Sociologia e Comunicação/Estudo 6

“Para Spivak o papel dos intelectuais não deve ser o de representar ou falar pelo sujeito subalterno, eles devem abrir espaços para que eles possam falar e mais do que isso, que possam ser ouvidos, pois não resolverá o problema se estes falarem e ninguém os ouvir. Nesse sentido a autora conclama principalmente as mulheres intelectuais, não para que essas representem as demais mulheres, mas para encontrar meios eficazes em que essas sejam ouvidas e se auto-representem” ).

(Cleiton Ricardo das Neves e Amélia Cardoso de Almeida. A identidade do “Outro” colonizado à luz das reflexões dos estudos Pós-Coloniais)


LITERATURA editar

“Em horas de maluqueira Fabiano desejava imitá-lo: dizia palavras difíceis, truncando tudo, e convencia- se de que melhorava. Tolice. Via-se perfeitamente que um sujeito como ele não tinha nascido para falar certo. Seu Tomás da bolandeira falava bem, estragava os olhos em cima de jornais e livros, mas não sabia mandar: pedia. Esquisitice um homem remediado ser cortês. Até o povo censurava aquelas maneiras. Mas todos obedeciam a ele. An! Quem disse que não obedeciam?”

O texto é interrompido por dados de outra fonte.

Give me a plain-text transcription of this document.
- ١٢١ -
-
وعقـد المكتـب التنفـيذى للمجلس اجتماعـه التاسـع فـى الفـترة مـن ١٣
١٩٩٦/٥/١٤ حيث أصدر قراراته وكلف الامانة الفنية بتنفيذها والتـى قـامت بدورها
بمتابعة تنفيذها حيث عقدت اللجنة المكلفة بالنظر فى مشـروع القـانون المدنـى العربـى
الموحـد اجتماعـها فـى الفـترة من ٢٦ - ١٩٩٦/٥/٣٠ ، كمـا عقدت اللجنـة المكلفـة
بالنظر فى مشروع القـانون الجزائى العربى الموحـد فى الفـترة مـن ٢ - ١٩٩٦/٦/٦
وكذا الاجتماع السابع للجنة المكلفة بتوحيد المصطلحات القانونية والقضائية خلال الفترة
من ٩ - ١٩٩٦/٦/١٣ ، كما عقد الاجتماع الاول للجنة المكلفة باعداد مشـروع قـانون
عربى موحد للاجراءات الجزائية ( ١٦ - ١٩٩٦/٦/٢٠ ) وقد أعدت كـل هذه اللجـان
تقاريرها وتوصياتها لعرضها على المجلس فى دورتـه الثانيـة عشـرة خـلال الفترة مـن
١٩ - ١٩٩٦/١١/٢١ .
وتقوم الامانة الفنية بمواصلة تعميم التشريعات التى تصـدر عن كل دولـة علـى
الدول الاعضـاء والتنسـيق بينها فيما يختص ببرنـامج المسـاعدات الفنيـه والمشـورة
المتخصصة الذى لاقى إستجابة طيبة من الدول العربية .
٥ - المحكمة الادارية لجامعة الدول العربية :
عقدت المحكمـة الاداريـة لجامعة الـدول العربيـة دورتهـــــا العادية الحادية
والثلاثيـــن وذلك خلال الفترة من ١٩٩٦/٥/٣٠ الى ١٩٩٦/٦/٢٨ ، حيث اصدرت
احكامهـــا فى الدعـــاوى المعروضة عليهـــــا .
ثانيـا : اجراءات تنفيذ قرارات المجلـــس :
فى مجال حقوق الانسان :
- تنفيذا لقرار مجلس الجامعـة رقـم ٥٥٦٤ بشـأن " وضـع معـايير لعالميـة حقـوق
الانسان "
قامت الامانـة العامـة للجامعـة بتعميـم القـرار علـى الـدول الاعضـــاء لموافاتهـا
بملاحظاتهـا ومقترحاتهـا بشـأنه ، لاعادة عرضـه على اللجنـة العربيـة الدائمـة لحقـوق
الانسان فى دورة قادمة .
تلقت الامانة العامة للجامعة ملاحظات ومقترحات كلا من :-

Seu Ignácio fingiu não ouvir. E Fabiano foi sentar-se na calçada, resolvido a conversar. O vocabulário dele era pequeno mas em horas de comunicabilidade enriquecia-se com algumas expressões de Seu Tomás da bolandeira. Pobre de Seu Tomás. Um homem tão direito sumir-se como cambembe, andar por este mundo de trouxa nas costas. Seu Tomás era pessoa de consideração e votava. Quem diria? Nesse ponto um soldado amarelo aproximou-se e bateu familiarmente no ombro de Fabiano: - Como e, camarada? Vamos jogar um trinta-e-um lá dentro? Fabiano atentou na farda com respeito e gaguejou, procurando as palavras de Seu Tomás da bolandeira: - Isto é. Vamos e não vamos. Quer dizer. Enfim, contanto, etc. É conforme.Levantou-se e caminhou atrás do amarelo, que era autoridade e mandava. Fabiano sempre havia obedecido. Tinha muque e substância, mas pensava pouco, desejava pouco e obedecia.


Os “homens do governo” chamam o “coronel” Damázio de famigerado e ele sai à procura de alguém que possa dizer-lhe o significado da palavra.

“— "Vosmecê é que não me conhece. Damázio, dos Siqueiras. Estou vindo da Serra...

Sobressalto. Damázio, quem dele não ouvira?

O feroz de estórias de léguas, com dezenas de carregadas mortes, homem perigosíssimo.

Constando também, se verdade, que de para uns anos ele se serenara — evitava o de evitar.

Fie-se, porém, quem, em tais tréguas de pantera? Ali, antenasal, de mim a palmo! (...)

"Vosmecê agora me faça a boa obra de querer me ensinar o que é mesmo que é: fasmisgerado...faz-megerado... falmisgeraldo... familhas-gerado...? (...)

— "Pois... e o que é que é, em fala de pobre, linguagem de em dia-de-semana?"

— Famigerado? Bem. É: "importante", que merece louvor, respeito...

— "Vosmecê agarante, pra a paz das mães, mão na Escritura?"(...)

Saltando na sela, ele se levantou de molas. Subiu em si, desagravava-se, num desafogaréu.

Sorriu-se, outro. Satisfez aqueles três:

— "Vocês podem ir, compadres. Vocês escutaram bem a boa descrição..." — e eles prestes se partiram.

Só aí se chegou, beirando-me a janela, aceitava um copo d'água.

Disse: — "Não há como que as grandezas machas duma pessoa instruída!"

(Guimarães Rosa. “Famigerado”. In: Primeiras Estórias).